La historia oficial intenta convertir a Juan Carlos I en un héroe de la transición, una especie de bombero regio que apagó él solito el incendio del golpismo. Pero la realidad es mucho menos cinematográfica. El borbón llegó al trono no por “voluntad popular”, sino por designación personal de Franco. Fue su heredero político, moral y práctico. Le entregaron un Estado blindado, vigilado y diseñado para que nada se desmadrara, y él hizo lo que mejor sabía: sostener el tinglado mientras repartía sonrisas y cerraba acuerdos con los viejos poderes económicos. Eso sí, no renunció a sus aficiones más íntimas: comisiones, cuentas opacas, amistades peligrosas y ese currículum sentimental tan abultado como convenientemente silenciado por la prensa obediente.

La judicatura nunca le molestó, y cuando alguna incomodidad empezaba a surgir, el sistema democrático español se apresuraba a arroparlo con una manta judicial que ni en las mejores noches de invierno. Los medios de comunicación jugaron su parte, escondiendo las vergüenzas bajo capas de patriotismo y folclore monárquico. Durante décadas, se nos vendió la imagen de un rey campechano mientras la fortuna del monarca crecía en paralelo a las alfombras bajo las cuales se enterraban sus escándalos.

Y está el episodio de 1981, ese eterno tabú nacional. Fuera del relato oficial que intenta pintarlo como salvador de la democracia, hace tiempo que abundan indicios, testimonios y silencios demasiado notorios que apuntan a una implicación, como mínimo, curiosamente cercana. Resulta difícil creer que un golpe de Estado con tantos militares franquistas implicados se gestara a espaldas del monarca designado por Franco, rodeado de generales nostálgicos y en pleno pulso con una UCD en descomposición. Pero el país decidió dar por buenas las versiones oficiales, porque la democracia recién nacida necesitaba iconos y no interrogantes incómodos.

Todo este cúmulo de maniobras, privilegios, escándalos y blindajes terminó por hundir a Juan Carlos I en la misma caricatura en la que siempre vivió, pero sin el prestigio artificial que lo sostenía. Su salida al exilio, disfrazada de gesto voluntario, fue un intento de salvar los muebles de una institución corroída. Y lo hizo del modo más pintoresco posible: instalándose en una monarquía absoluta del golfo Pérsico, rodeado de jeques y petroleros medievales, una postal perfecta del mundo al que realmente pertenece la realeza: un mapa de privilegios fósiles, arbitrariedad y dinero fácil. Ni el realismo mágico habría imaginado algo tan grotesco.
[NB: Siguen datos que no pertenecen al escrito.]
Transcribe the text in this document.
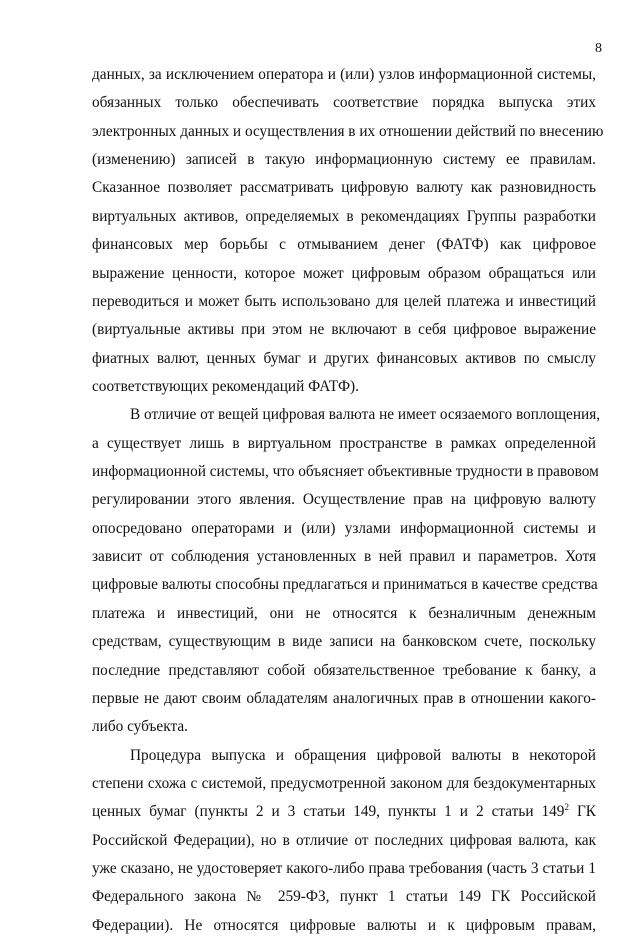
8
данных, за исключением оператора и (или) узлов информационной системы,
обязанных только обеспечивать соответствие порядка выпуска этих
электронных данных и осуществления в их отношении действий по внесению
(изменению) записей в такую информационную систему ее правилам.
Сказанное позволяет рассматривать цифровую валюту как разновидность
виртуальных активов, определяемых в рекомендациях Группы разработки
финансовых мер борьбы с отмыванием денег (ФАТФ) как цифровое
выражение ценности, которое может цифровым образом обращаться или
переводиться и может быть использовано для целей платежа и инвестиций
(виртуальные активы при этом не включают в себя цифровое выражение
фиатных валют, ценных бумаг и других финансовых активов по смыслу
соответствующих рекомендаций ФАТФ).
В отличие от вещей цифровая валюта не имеет осязаемого воплощения,
а существует лишь в виртуальном пространстве в рамках определенной
информационной системы, что объясняет объективные трудности в правовом
регулировании этого явления. Осуществление прав на цифровую валюту
опосредовано операторами и (или) узлами информационной системы и
зависит от соблюдения установленных в ней правил и параметров. Хотя
цифровые валюты способны предлагаться и приниматься в качестве средства
платежа и инвестиций, они не относятся к безналичным денежным
средствам, существующим в виде записи на банковском счете, поскольку
последние представляют собой обязательственное требование к банку, а
первые не дают своим обладателям аналогичных прав в отношении какого-
либо субъекта.
Процедура выпуска и обращения цифровой валюты в некоторой
степени схожа с системой, предусмотренной законом для бездокументарных
ценных бумаг (пункты 2 и 3 статьи 149, пункты 1 и 2 статьи $149^2$ ГК
Российской Федерации), но в отличие от последних цифровая валюта, как
уже сказано, не удостоверяет какого-либо права требования (часть 3 статьи 1
Федерального закона № 259-ФЗ, пункт 1 статьи 149 ГК Российской
Федерации). Не относятся цифровые валюты и к цифровым правам,
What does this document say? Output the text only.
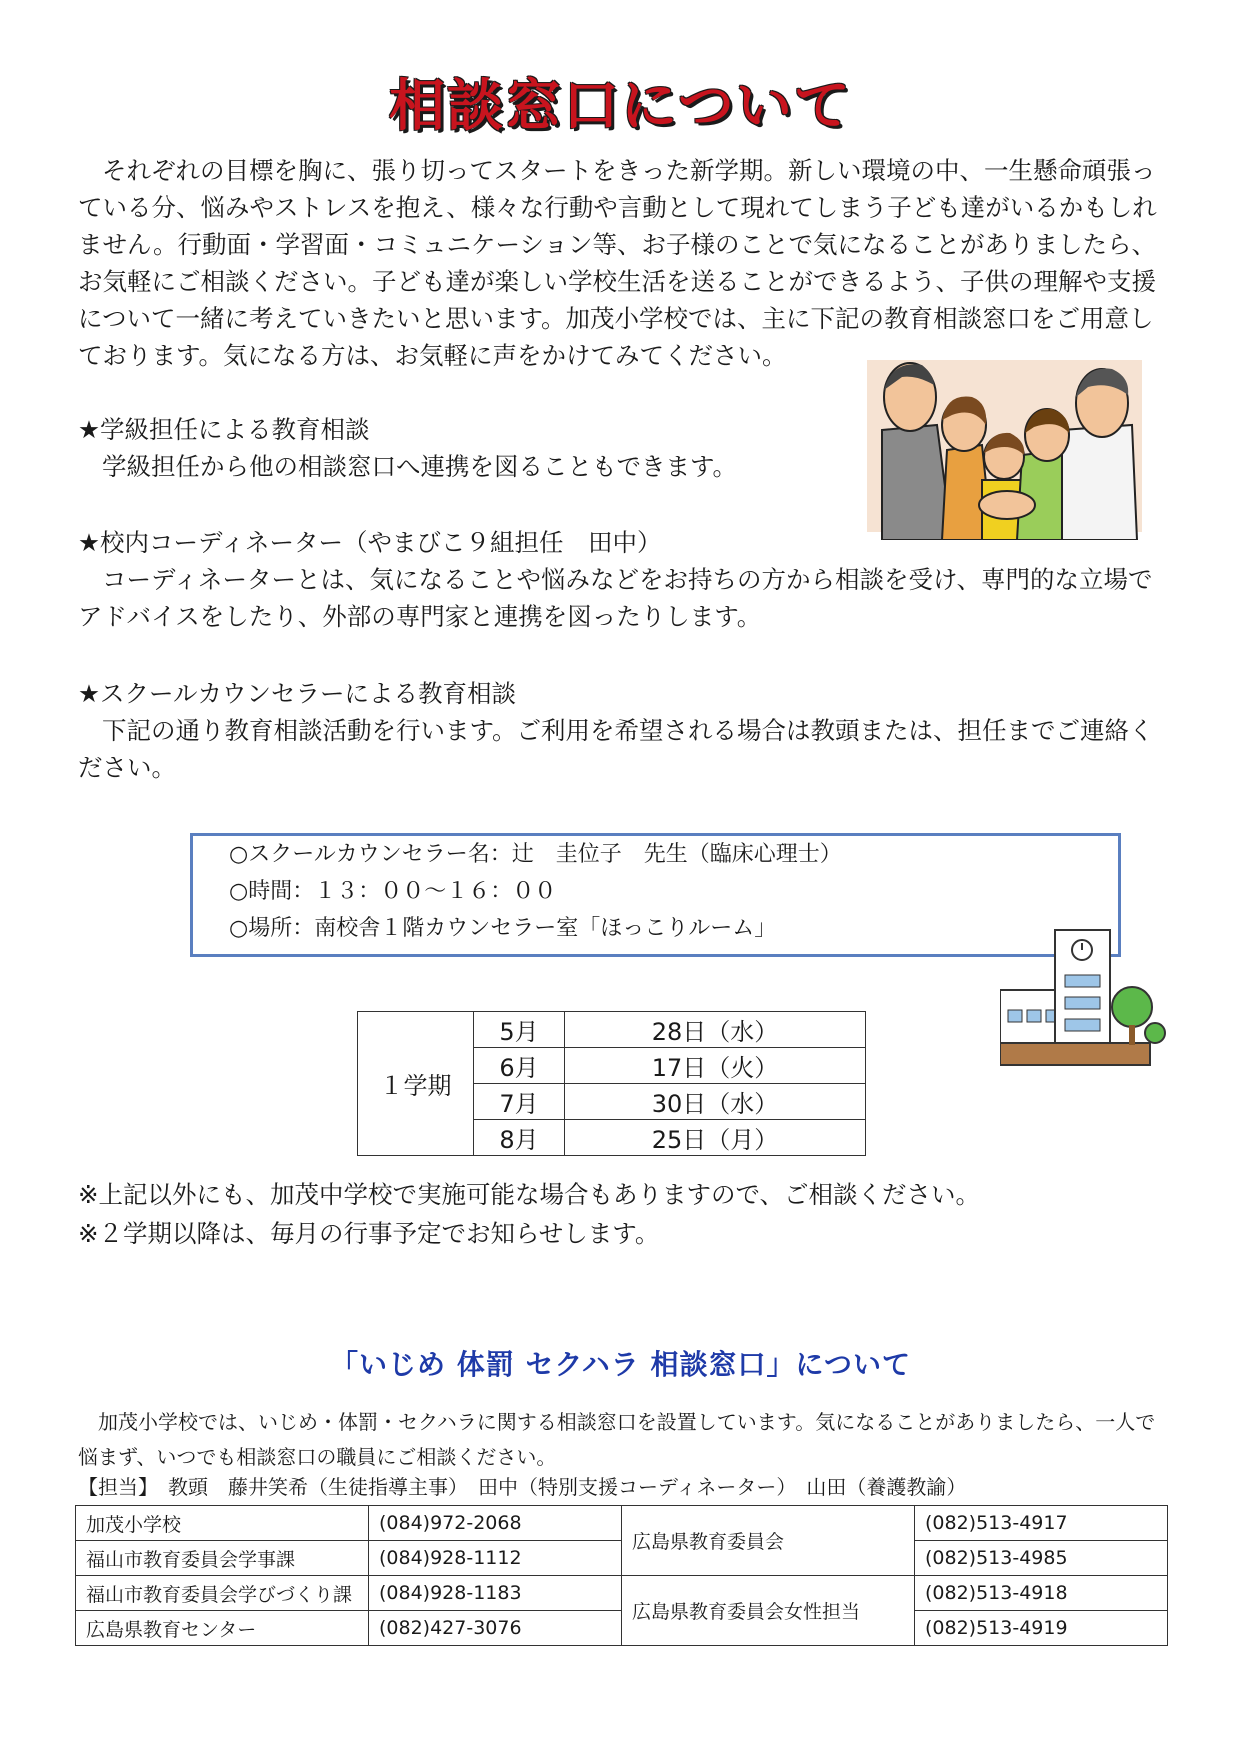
相談窓口について
それぞれの目標を胸に、張り切ってスタートをきった新学期。新しい環境の中、一生懸命頑張っている分、悩みやストレスを抱え、様々な行動や言動として現れてしまう子ども達がいるかもしれません。行動面・学習面・コミュニケーション等、お子様のことで気になることがありましたら、お気軽にご相談ください。子ども達が楽しい学校生活を送ることができるよう、子供の理解や支援について一緒に考えていきたいと思います。加茂小学校では、主に下記の教育相談窓口をご用意しております。気になる方は、お気軽に声をかけてみてください。
★学級担任による教育相談
学級担任から他の相談窓口へ連携を図ることもできます。
★校内コーディネーター（やまびこ９組担任　田中）
コーディネーターとは、気になることや悩みなどをお持ちの方から相談を受け、専門的な立場でアドバイスをしたり、外部の専門家と連携を図ったりします。
★スクールカウンセラーによる教育相談
下記の通り教育相談活動を行います。ご利用を希望される場合は教頭または、担任までご連絡ください。
○スクールカウンセラー名：辻　圭位子　先生（臨床心理士）
○時間：１３：００～１６：００
○場所：南校舎１階カウンセラー室「ほっこりルーム」
１学期	5月	28日（水）
	6月	17日（火）
	7月	30日（水）
	8月	25日（月）
※上記以外にも、加茂中学校で実施可能な場合もありますので、ご相談ください。
※２学期以降は、毎月の行事予定でお知らせします。
「いじめ 体罰 セクハラ 相談窓口」について
加茂小学校では、いじめ・体罰・セクハラに関する相談窓口を設置しています。気になることがありましたら、一人で悩まず、いつでも相談窓口の職員にご相談ください。
【担当】　教頭　藤井笑希（生徒指導主事）　田中（特別支援コーディネーター）　山田（養護教諭）
加茂小学校	(084)972-2068	広島県教育委員会	(082)513-4917
福山市教育委員会学事課	(084)928-1112		(082)513-4985
福山市教育委員会学びづくり課	(084)928-1183	広島県教育委員会女性担当	(082)513-4918
広島県教育センター	(082)427-3076		(082)513-4919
Y luego está el actual rey, Felipe VI, que carga con la herencia como quien lleva una mochila llena de piedras, solo que él insiste en fingir que dentro hay confeti. La monarquía arrastra décadas de escándalos y complicidades, y la apuesta de marketing fue presentarle como el “rey moderno”, aseado, preparado y casado con una plebeya. Como si un matrimonio pudiera lavar décadas de podredumbre institucional. La operación cosmética no cuajó porque el problema no era su esposa, sino el propio concepto de una jefatura del Estado hereditaria en un país que presume de valores democráticos mientras mantiene coronas, títulos y privilegios como si viviéramos en una novela costumbrista.

No hay reinado que resista un linaje construido sobre golpes militares, dictaduras, blindajes judiciales y exilios vergonzantes. Y mucho menos si su legitimación se apoya en silencios mediáticos, cambios de imagen y discursos encorsetados que no convencen ni a quienes los escriben. Cincuenta años después, la monarquía sigue siendo lo que siempre fue: un residuo histórico sostenido por quienes temen que sin ella se derrumbe el edificio entero. Pero la verdad es mucho más simple y más hiriente: no hace falta derribar nada, porque esta institución ya está vacía por dentro. Sólo falta que el país deje de fingir que no huele a rancio.